Violences à Moirans: Bernard Cazeneuve attendu à Grenoble ce lundi après une série d'interpellations

ENQUÊTE Quinze personnes ont été interpellées ce lundi dans le cadre d'une vaste opération de gendarmerie menée autour d'un camp de gens du voyage...

E.F. avec AFP

— 

Des gendarmes montent la garde le 18 janvier 2016 aux abords d'un camp du voyage à Moirans, en Isère
Des gendarmes montent la garde le 18 janvier 2016 aux abords d'un camp du voyage à Moirans, en Isère — PHILIPPE DESMAZES AFP

Cinq personnes courent toujours.
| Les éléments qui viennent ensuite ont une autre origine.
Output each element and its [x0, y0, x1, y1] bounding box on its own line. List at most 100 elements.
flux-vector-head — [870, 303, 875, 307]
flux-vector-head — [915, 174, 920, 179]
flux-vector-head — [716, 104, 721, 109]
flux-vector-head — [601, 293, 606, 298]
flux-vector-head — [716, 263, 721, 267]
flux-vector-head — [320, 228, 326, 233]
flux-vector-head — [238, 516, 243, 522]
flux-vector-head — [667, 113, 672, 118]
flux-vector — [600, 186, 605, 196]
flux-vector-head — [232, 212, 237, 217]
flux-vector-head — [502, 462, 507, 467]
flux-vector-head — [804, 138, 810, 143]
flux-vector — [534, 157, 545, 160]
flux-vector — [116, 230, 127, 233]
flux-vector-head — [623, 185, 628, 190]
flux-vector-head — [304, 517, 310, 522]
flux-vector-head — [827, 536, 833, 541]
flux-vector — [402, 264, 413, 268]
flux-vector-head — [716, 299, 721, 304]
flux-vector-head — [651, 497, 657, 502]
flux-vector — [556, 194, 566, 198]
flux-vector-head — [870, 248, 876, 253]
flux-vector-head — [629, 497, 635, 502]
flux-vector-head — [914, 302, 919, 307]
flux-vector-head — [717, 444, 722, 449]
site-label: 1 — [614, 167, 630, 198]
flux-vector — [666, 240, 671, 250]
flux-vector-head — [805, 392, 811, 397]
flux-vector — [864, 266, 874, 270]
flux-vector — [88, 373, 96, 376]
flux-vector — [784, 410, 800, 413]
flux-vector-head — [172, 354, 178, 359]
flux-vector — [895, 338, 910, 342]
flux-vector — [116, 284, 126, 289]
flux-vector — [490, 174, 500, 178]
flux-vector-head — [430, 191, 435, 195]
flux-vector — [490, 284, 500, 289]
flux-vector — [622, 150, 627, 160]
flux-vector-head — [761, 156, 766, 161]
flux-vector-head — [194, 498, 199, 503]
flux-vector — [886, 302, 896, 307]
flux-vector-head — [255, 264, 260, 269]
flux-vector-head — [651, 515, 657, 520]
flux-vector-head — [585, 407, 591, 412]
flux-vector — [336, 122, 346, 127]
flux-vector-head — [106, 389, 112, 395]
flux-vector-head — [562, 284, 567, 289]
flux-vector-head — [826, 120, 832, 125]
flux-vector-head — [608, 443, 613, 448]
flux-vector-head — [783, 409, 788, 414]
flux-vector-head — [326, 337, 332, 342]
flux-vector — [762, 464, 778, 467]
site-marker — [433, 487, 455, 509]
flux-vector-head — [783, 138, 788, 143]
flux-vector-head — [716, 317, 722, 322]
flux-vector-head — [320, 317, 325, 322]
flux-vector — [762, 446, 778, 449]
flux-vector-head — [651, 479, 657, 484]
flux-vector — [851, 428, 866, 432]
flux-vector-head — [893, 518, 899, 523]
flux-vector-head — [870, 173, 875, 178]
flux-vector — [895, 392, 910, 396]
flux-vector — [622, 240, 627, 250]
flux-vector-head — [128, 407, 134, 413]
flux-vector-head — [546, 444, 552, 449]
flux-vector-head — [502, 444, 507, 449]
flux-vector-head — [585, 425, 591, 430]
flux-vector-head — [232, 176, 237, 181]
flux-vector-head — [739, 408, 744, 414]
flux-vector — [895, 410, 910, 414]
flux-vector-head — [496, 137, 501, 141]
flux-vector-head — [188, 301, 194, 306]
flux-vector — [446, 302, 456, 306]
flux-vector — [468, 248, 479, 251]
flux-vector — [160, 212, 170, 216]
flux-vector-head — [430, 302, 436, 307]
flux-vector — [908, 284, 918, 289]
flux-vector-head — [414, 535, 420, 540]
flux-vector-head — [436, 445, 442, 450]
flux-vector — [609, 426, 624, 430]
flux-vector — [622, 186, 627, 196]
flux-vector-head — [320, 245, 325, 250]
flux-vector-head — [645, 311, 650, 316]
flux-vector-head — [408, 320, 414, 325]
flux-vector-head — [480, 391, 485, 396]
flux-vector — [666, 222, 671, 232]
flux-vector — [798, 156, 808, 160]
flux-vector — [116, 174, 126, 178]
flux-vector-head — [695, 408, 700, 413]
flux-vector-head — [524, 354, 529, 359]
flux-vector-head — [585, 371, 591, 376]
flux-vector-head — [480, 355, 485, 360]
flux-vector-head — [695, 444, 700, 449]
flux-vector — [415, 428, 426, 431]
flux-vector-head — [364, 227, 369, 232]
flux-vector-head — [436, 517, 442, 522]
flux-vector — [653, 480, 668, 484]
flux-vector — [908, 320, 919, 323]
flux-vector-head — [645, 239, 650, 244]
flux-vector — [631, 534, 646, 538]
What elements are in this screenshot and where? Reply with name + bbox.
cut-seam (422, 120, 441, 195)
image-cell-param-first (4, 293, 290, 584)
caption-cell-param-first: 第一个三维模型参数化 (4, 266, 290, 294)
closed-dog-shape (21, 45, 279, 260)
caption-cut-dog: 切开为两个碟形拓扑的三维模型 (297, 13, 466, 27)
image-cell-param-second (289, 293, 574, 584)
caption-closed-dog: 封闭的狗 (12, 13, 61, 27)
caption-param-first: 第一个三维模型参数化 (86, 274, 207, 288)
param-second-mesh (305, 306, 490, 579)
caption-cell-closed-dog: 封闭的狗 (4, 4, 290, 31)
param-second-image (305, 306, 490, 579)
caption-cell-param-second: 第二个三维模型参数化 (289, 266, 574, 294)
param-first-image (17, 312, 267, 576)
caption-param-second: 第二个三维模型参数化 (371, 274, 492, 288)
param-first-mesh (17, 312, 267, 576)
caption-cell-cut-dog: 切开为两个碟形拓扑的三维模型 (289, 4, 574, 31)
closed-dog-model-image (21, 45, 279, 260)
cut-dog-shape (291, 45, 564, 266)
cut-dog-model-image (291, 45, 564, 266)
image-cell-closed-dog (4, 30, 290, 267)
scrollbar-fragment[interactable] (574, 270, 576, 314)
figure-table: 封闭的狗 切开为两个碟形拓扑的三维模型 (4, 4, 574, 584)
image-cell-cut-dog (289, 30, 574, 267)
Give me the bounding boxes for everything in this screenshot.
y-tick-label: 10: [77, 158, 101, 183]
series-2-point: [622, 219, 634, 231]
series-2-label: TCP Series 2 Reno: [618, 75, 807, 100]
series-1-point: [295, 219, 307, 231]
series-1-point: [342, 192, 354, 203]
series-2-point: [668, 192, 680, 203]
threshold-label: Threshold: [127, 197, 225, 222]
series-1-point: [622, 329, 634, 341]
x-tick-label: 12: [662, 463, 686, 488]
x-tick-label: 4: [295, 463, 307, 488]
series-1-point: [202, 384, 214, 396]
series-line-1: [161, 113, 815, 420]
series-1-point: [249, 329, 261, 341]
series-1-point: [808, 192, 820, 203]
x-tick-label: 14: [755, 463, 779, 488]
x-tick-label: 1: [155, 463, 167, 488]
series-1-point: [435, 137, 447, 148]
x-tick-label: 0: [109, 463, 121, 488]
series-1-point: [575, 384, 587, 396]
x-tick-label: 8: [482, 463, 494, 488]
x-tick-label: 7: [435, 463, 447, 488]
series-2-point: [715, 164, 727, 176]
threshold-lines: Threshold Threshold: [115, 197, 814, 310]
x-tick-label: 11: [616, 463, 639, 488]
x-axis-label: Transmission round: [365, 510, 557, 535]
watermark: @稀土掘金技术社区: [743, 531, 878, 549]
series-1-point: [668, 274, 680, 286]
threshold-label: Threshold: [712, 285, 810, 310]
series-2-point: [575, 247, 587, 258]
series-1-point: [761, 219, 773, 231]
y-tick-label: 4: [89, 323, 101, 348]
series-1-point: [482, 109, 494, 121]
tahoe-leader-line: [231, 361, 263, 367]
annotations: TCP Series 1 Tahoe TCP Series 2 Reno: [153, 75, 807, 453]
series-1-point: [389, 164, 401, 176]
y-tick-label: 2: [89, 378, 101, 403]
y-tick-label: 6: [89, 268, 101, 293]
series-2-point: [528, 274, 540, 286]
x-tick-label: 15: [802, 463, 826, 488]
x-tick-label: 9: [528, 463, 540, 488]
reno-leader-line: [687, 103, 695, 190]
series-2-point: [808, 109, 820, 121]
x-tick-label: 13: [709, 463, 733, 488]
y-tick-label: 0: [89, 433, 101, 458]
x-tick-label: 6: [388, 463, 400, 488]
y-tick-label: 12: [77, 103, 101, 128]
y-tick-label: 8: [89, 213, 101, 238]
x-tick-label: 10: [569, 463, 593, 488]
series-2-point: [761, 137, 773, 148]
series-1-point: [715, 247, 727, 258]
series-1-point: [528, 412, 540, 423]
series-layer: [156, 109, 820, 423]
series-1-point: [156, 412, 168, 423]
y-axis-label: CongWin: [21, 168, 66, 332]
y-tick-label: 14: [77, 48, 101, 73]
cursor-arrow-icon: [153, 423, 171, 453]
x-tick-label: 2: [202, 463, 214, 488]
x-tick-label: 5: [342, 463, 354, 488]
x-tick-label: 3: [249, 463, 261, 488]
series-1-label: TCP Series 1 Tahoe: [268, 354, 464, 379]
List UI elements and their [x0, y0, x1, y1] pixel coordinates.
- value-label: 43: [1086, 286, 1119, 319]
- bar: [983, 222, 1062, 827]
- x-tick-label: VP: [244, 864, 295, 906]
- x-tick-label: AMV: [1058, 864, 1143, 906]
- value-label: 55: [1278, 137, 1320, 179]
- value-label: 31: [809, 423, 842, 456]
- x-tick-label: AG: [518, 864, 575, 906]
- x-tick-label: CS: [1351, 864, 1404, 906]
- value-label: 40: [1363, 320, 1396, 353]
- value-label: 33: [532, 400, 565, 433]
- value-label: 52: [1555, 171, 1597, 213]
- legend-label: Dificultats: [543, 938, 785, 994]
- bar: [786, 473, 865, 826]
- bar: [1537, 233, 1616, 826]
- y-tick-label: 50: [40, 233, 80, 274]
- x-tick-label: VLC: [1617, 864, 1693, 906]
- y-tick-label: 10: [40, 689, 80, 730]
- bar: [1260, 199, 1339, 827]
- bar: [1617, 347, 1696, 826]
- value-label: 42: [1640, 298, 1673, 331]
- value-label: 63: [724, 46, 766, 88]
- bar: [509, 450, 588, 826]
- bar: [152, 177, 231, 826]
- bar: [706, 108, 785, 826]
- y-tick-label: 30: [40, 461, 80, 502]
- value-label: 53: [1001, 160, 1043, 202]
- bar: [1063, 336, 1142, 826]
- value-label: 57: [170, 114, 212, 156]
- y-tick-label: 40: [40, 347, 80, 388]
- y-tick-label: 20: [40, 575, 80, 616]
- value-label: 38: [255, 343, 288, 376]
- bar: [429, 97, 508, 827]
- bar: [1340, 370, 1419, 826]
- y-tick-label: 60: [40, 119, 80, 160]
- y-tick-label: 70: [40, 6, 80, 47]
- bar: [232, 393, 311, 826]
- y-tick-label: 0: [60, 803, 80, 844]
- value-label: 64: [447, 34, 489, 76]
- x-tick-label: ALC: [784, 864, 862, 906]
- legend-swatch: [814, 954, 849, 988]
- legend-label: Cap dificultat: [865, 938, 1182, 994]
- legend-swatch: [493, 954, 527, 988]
Ce lundi matin, quinze personnes ont été interpellées à Moirans, en Isère, autour d’un camp de gens du voyage, dans le cadre de l’enquête sur les violences qui avaient été commises en octobre dernier dans cette commune située à une vingtaine de kilomètres de Grenoble.

Au total, vingt suspects sont recherchés par les forces de l’ordre dans le cadre de cette vaste opération de gendarmerie, qui a débuté vers 6 heures ce lundi matin. Une partie des personnes ne font pas partie de la communauté des gens du voyage, selon une source judiciaire.

Des violences spectaculaires mais pas de blessés

Le 20 octobre, une cinquantaine de gens du voyage installés dans un campement de Moirans s’étaient livrés à des violences spectaculaires. Les émeutiers réclamaient alors qu’un détenu de 24 ans, membre de leur communauté, puisse assister aux obsèques de son frère de 17 ans, tué dans un accident de la route le week-end précédant les faits, à bord d’une voiture volée après avoir commis un cambriolage. La mère du détenu en question fait partie des personnes interpellées.

Manuel Valls, en déplacement à Moirans, cherche à restaurer son autorité

Les violences n’avaient fait aucun blessé mais une trentaine de voitures avaient été incendiées, certaines jetées sur les voies SNCF, interrompant ainsi la circulation de plus de 120 trains pendant une douzaine d’heures, tandis que la gare et un restaurant avaient été mis à sac.

«La justice, l'Etat sont au rendez-vous», selon Valls

Suite à cette opération, menées ce lundi par 300 gendarmes dans le cadre d’une information judiciaire ouverte contre X le 12 novembre, les auditions des suspects devraient commencer « dès que possible », selon le procureur de Grenoble Jean-Yves Coquillat. « Les perquisitions ont permis de saisir certains objets intéressant l’enquête », a-t-il poursuivi.

A lire aussi: «On ne peut pas justifier ces violences»

Lors des violences, plusieurs émeutiers avaient pu être « photographiés ou vus avant qu’ils ne soient cagoulés », selon le magistrat, ce qui a d’autant plus facilité l’enquête que « certains étaient déjà fichés ». Ces derniers mois, les gendarmes ont également exploité des éléments d’ADN, parmi d’autres moyens d’investigation pour retrouver les principaux suspects.

Suite à l'intervention des forces de l'ordre, le Premier ministre Manuel Valls a commenté ce lundi matin sur twitter cette opération. «Fermeté républicaine à Moirans. La justice, l'Etat sont au rendez-vous», a-t-il estimé. Le ministre de l'Intérieur Bernard Cazeneuve, qui s'était rendu à Moirans au lendemain des violences, est attendu en fin de journée à Grenoble, selon la préfecture.